A lot of BTC is now effectively out of circulation and locked in long-term wallets, ETFs, corporate treasuries. We can see it in the on-chain data: the active supply is thin, it isn’t a supply shock yet, but it’s close.
Demand: still there, but slower
ETF flows paused last quarter of 2025, but they didn’t collapse. That’s a big change from earlier cycles. Over $50 billion went into spot Bitcoin ETFs in the past year, and most of that capital hasn’t left. Allocators are treating BTC like an asset, not a trade.

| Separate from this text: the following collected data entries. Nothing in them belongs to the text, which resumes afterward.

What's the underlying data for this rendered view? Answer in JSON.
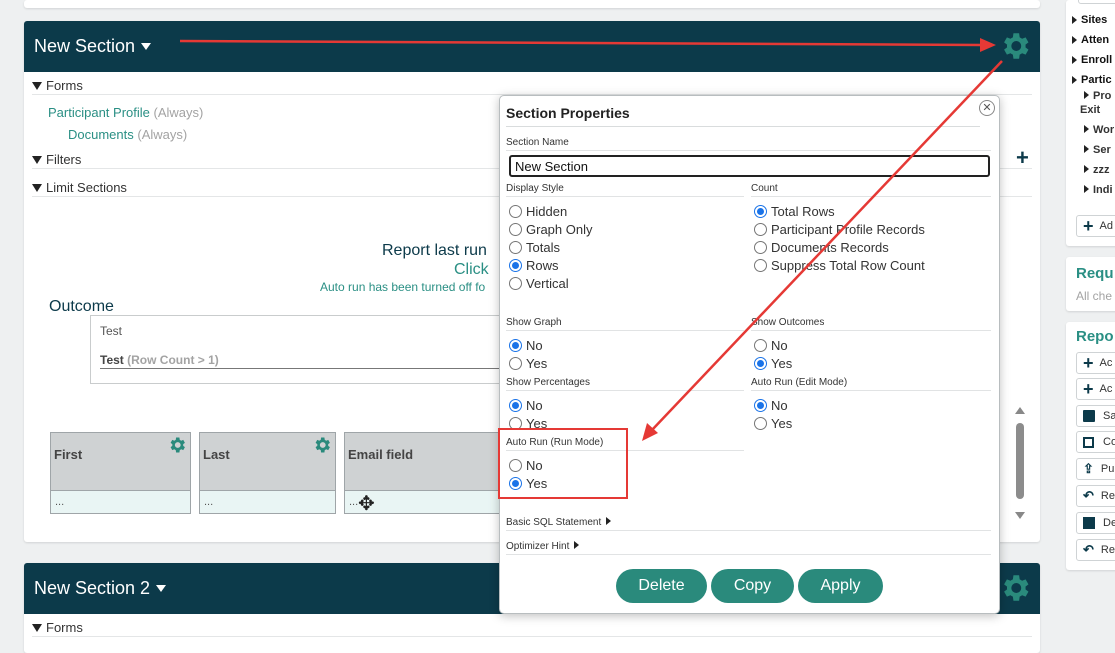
{
  "section1": {
    "title": "New Section",
    "forms_label": "Forms",
    "forms": [
      {
        "name": "Participant Profile",
        "tag": "(Always)"
      },
      {
        "name": "Documents",
        "tag": "(Always)"
      }
    ],
    "filters_label": "Filters",
    "limit_label": "Limit Sections",
    "report_last_run": "Report last run",
    "click_text": "Click",
    "auto_run_note": "Auto run has been turned off fo",
    "outcome_label": "Outcome",
    "outcome_test": "Test",
    "outcome_rule_name": "Test",
    "outcome_rule_cond": "(Row Count > 1)",
    "columns": [
      {
        "name": "First",
        "value": "..."
      },
      {
        "name": "Last",
        "value": "..."
      },
      {
        "name": "Email field",
        "value": "..."
      }
    ]
  },
  "section2": {
    "title": "New Section 2",
    "forms_label": "Forms"
  },
  "dialog": {
    "title": "Section Properties",
    "section_name_label": "Section Name",
    "section_name_value": "New Section",
    "display_style_label": "Display Style",
    "display_style_options": [
      "Hidden",
      "Graph Only",
      "Totals",
      "Rows",
      "Vertical"
    ],
    "count_label": "Count",
    "count_options": [
      "Total Rows",
      "Participant Profile Records",
      "Documents Records",
      "Suppress Total Row Count"
    ],
    "show_graph_label": "Show Graph",
    "show_outcomes_label": "Show Outcomes",
    "show_percentages_label": "Show Percentages",
    "auto_run_edit_label": "Auto Run (Edit Mode)",
    "auto_run_run_label": "Auto Run (Run Mode)",
    "no_label": "No",
    "yes_label": "Yes",
    "basic_sql_label": "Basic SQL Statement",
    "optimizer_label": "Optimizer Hint",
    "delete_label": "Delete",
    "copy_label": "Copy",
    "apply_label": "Apply"
  },
  "right_panel": {
    "tree": [
      "Sites",
      "Atten",
      "Enroll",
      "Partic"
    ],
    "subtree": [
      "Pro",
      "Exit",
      "Wor",
      "Ser",
      "zzz",
      "Indi"
    ],
    "add_label": "Ad",
    "requ_title": "Requ",
    "requ_note": "All che",
    "repo_title": "Repo",
    "repo_buttons": [
      "Ac",
      "Ac",
      "Sa",
      "Co",
      "Pu",
      "Re",
      "De",
      "Re"
    ]
  },
  "colors": {
    "header": "#0c3a4a",
    "teal": "#2a8f84",
    "annotation": "#e53935",
    "radio_on": "#1a73e8"
  }
}
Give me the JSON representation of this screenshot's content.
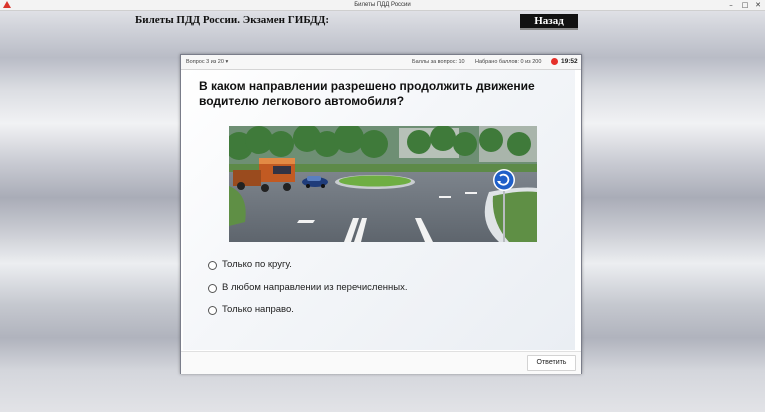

Then there’s Strategy. Still sitting on 430K+ BTC and recently raised $1.4 billion in cash. As JPMorgan pointed out, if they’re not forced to sell and its market new asset value (mNAV) – a metric assessing crypto treasury companies’ valuation – holds above 1, they become a backstop. Add in the pending MSCI ruling in January (which decides whether crypto-heavy firms get to stay in major indices), and you’ve got real market structure in play.
2026 outlook
The outlook isn’t unanimous, but most serious forecasts now sit in the $120K to $170K range. The outlook is based on ETF flows, constrained supply, and improved liquidity conditions.
Fundstrat is more aggressive, pushing $400K+. JPMorgan’s volatility-adjusted gold model suggests $170K is in play if Bitcoin continues to attract capital the way commodities do (especially gold). But few are pricing in euphoria. Most are looking at this as a grind upward.